The stock market, probably the most popular of all investing options. Basically you buy part in a company(with mutual funds you buy parts in multiple companies), if the company does well you make money, if it does bad you lose money. This is a smart option to place the money you don’t expect to need in a few years. Overtime the stock market generally will always go up, however it does go down at times and if your forced to sell at the bad time you can lose lots of cash. It is also wise to save up some money and buy “in bulk”, this minimizes all the costs associated with buying stocks, yes it can cost you some money to buy and sell stock; it’s not much but every penny counts! If you buy into a mutual fund it is generally safe within the next year you will be able to profit.

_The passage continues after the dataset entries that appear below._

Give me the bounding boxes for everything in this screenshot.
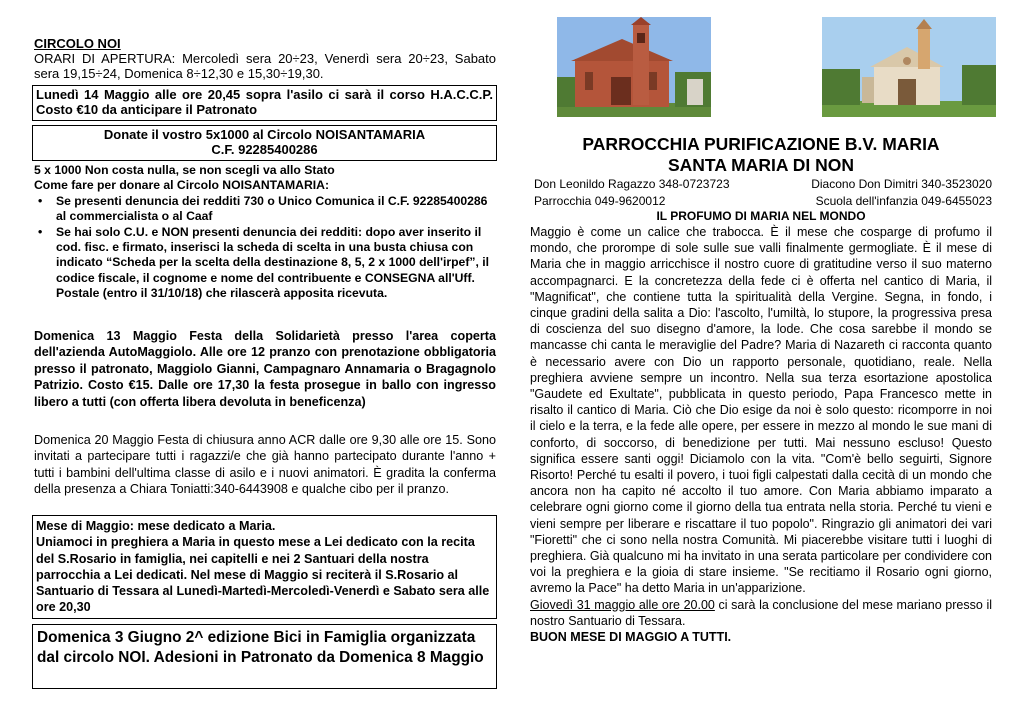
mese-title: Mese di Maggio: mese dedicato a Maria. — [36, 519, 276, 533]
acr-text: Domenica 20 Maggio Festa di chiusura anno ACR dalle ore 9,30 alle ore 15. Sono invitati a partecipare tutti i ragazzi/e che già hanno partecipato durante l'anno + tutti i bambini dell'ultima classe di asilo e i nuovi animatori. È gradita la conferma della presenza a Chiara Toniatti:340-6443908 e qualche cibo per il pranzo. — [34, 433, 496, 497]
five-thousand-line2: Come fare per donare al Circolo NOISANTAMARIA: — [34, 178, 330, 193]
article-signoff: BUON MESE DI MAGGIO A TUTTI. — [530, 630, 732, 645]
acr-section — [34, 432, 496, 498]
solidarieta-section — [34, 328, 496, 410]
contact-school: Scuola dell'infanzia 049-6455023 — [815, 194, 992, 208]
bullet-icon: • — [38, 224, 43, 239]
sanctuary-image — [822, 17, 996, 117]
five-thousand-line1: 5 x 1000 Non costa nulla, se non scegli va allo Stato — [34, 163, 335, 177]
contact-row — [534, 176, 992, 193]
mese-box — [32, 515, 497, 619]
contact-deacon: Diacono Don Dimitri 340-3523020 — [811, 177, 992, 191]
article-title: IL PROFUMO DI MARIA NEL MONDO — [656, 209, 866, 223]
circolo-hours: ORARI DI APERTURA: Mercoledì sera 20÷23, Venerdì sera 20÷23, Sabato sera 19,15÷24, Domenica 8÷12,30 e 15,30÷19,30. — [34, 51, 496, 81]
church-image — [557, 17, 711, 117]
list-item: • Se hai solo C.U. e NON presenti denuncia dei redditi: dopo aver inserito il cod. fisc. e firmato, inserisci la scheda di scelta in una busta chiusa con indicato “Scheda per la scelta della destinazione 8, 5, 2 x 1000 dell'irpef”, il codice fiscale, il cognome e nome del contribuente e CONSEGNA all'Uff. Postale (entro il 31/10/18) che rilascerà apposita ricevuta. — [38, 224, 490, 301]
closing-date: Giovedì 31 maggio alle ore 20.00 — [530, 597, 715, 612]
article-closing — [530, 597, 992, 629]
bici-text: Domenica 3 Giugno 2^ edizione Bici in Famiglia organizzata dal circolo NOI. Adesioni in Patronato da Domenica 8 Maggio — [37, 629, 484, 666]
haccp-text: Lunedì 14 Maggio alle ore 20,45 sopra l'asilo ci sarà il corso H.A.C.C.P. Costo €10 da anticipare il Patronato — [36, 87, 493, 117]
article — [530, 209, 992, 645]
bullet-icon: • — [38, 193, 43, 208]
church-photo-left — [557, 17, 711, 117]
circolo-section — [34, 36, 496, 81]
haccp-box — [32, 85, 497, 121]
list-item: • Se presenti denuncia dei redditi 730 o Unico Comunica il C.F. 92285400286 al commercialista o al Caaf — [38, 193, 488, 224]
parish-title-2: SANTA MARIA DI NON — [667, 155, 854, 175]
donate-box — [32, 125, 497, 161]
donate-line1: Donate il vostro 5x1000 al Circolo NOISANTAMARIA — [103, 127, 426, 142]
donate-line2: C.F. 92285400286 — [211, 142, 318, 157]
closing-text: ci sarà la conclusione del mese mariano presso il nostro Santuario di Tessara. — [530, 597, 992, 628]
bici-box — [32, 624, 497, 689]
solidarieta-text: Domenica 13 Maggio Festa della Solidarietà presso l'area coperta dell'azienda AutoMaggiolo. Alle ore 12 pranzo con prenotazione obbligatoria presso il patronato, Maggiolo Gianni, Campagnaro Annamaria o Bragagnolo Patrizio. Costo €15. Dalle ore 17,30 la festa prosegue in ballo con ingresso libero a tutti (con offerta libera devoluta in beneficenza) — [34, 329, 496, 409]
parish-title-1: PARROCCHIA PURIFICAZIONE B.V. MARIA — [582, 134, 940, 154]
contact-row — [534, 193, 992, 210]
circolo-title: CIRCOLO NOI — [34, 36, 121, 51]
article-body: Maggio è come un calice che trabocca. È il mese che cosparge di profumo il mondo, che prorompe di sole sulle sue valli finalmente germogliate. È il mese di Maria che in maggio arricchisce il nostro cuore di gratitudine verso il suo materno accompagnarci. E la concretezza della fede ci è offerta nel cantico di Maria, il "Magnificat", che contiene tutta la spiritualità della Vergine. Segna, in fondo, i cinque gradini della salita a Dio: l'ascolto, l'umiltà, lo stupore, la progressiva presa di coscienza del suo disegno d'amore, la lode. Che cosa sarebbe il mondo se mancasse chi canta le meraviglie del Padre? Maria di Nazareth ci racconta quanto è necessario avere con Dio un rapporto personale, quotidiano, reale. Nella preghiera avviene sempre un incontro. Nella sua terza esortazione apostolica "Gaudete ed Exultate", pubblicata in questo periodo, Papa Francesco mette in risalto il cantico di Maria. Ciò che Dio esige da noi è solo questo: ricomporre in noi il cielo e la terra, e la fede alle opere, per essere in mezzo al mondo le sue mani di conforto, di soccorso, di benedizione per tutti. Mai nessuno escluso! Questo significa essere santi oggi! Diciamolo con la vita. "Com'è bello seguirti, Signore Risorto! Perché tu esalti il povero, i tuoi figli calpestati dalla cecità di un mondo che ancora non ha capito né accolto il tuo amore. Con Maria abbiamo imparato a celebrare ogni giorno come il giorno della tua entrata nella storia. Perché tu vieni e vieni sempre per liberare e riscattare il tuo popolo". Ringrazio gli animatori dei vari "Fioretti" che ci sono nella nostra Comunità. Mi piacerebbe visitare tutti i luoghi di preghiera. Già qualcuno mi ha invitato in una serata particolare per condividere con voi la preghiera e la gioia di stare insieme. "Se recitiamo il Rosario ogni giorno, avremo la Pace" ha detto Maria in un'apparizione. — [530, 225, 992, 596]
contact-parish: Parrocchia 049-9620012 — [534, 194, 666, 208]
mese-body: Uniamoci in preghiera a Maria in questo mese a Lei dedicato con la recita del S.Rosario in famiglia, nei capitelli e nei 2 Santuari della nostra parrocchia a Lei dedicati. Nel mese di Maggio si reciterà il S.Rosario al Santuario di Tessara al Lunedì-Martedì-Mercoledì-Venerdì e Sabato sera alle ore 20,30 — [36, 535, 490, 615]
five-thousand-list — [34, 194, 496, 302]
five-thousand-section — [34, 163, 496, 302]
parish-header — [530, 134, 992, 176]
parish-contacts — [534, 176, 992, 210]
contact-priest: Don Leonildo Ragazzo 348-0723723 — [534, 177, 730, 191]
church-photo-right — [822, 17, 996, 117]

There are many types of savings bonds, they don’t give off a great amount of interest however they are better than a savings account if you are willing to tie up your money. Basically you loan money to a company for a fixed interest rate(generally 4-6%) for X years. Lets say you have a $200 bond at 5%, in 5 years you will have $250. With a bond it is important to keep record of when the “mature” as after the time fixed interest ends, it will be earning considerably less. My recommendation for bonds are if you are interested use money that you know you won’t need anytime soon and buy 1 bond every month for a year. When it comes time for a big purchase such as your kids college, a house, car, etc you will thank yourself.
What I Plan to Do
So by now you have a basic understanding and may be wondering how I am currently investing my money. Well to start off, I am currently hoping to buy a house next year which makes bonds obsolete as they generally require more time. I put about 40% into the stocks, which I’m thinking may not be the smartest choice but I need to play it aggressive if I want to move, another 40% will go into a savings account @ 2% interest. This leaves me with ~14% of the cash, I know i will spend on bills and such and I still have a safety net of 40%. When my savings account builds up, I plan to buy bonds which will most likely be used to replace household appliances or redo certain areas. However that doesn’t happen too often as I really do enjoy new toys. But just recently I really have been doing my best to throw at least half of my paycheck into investment. I can’t afford a house at what I make now but do believe with the additional money from investment that dream can be a reality soon!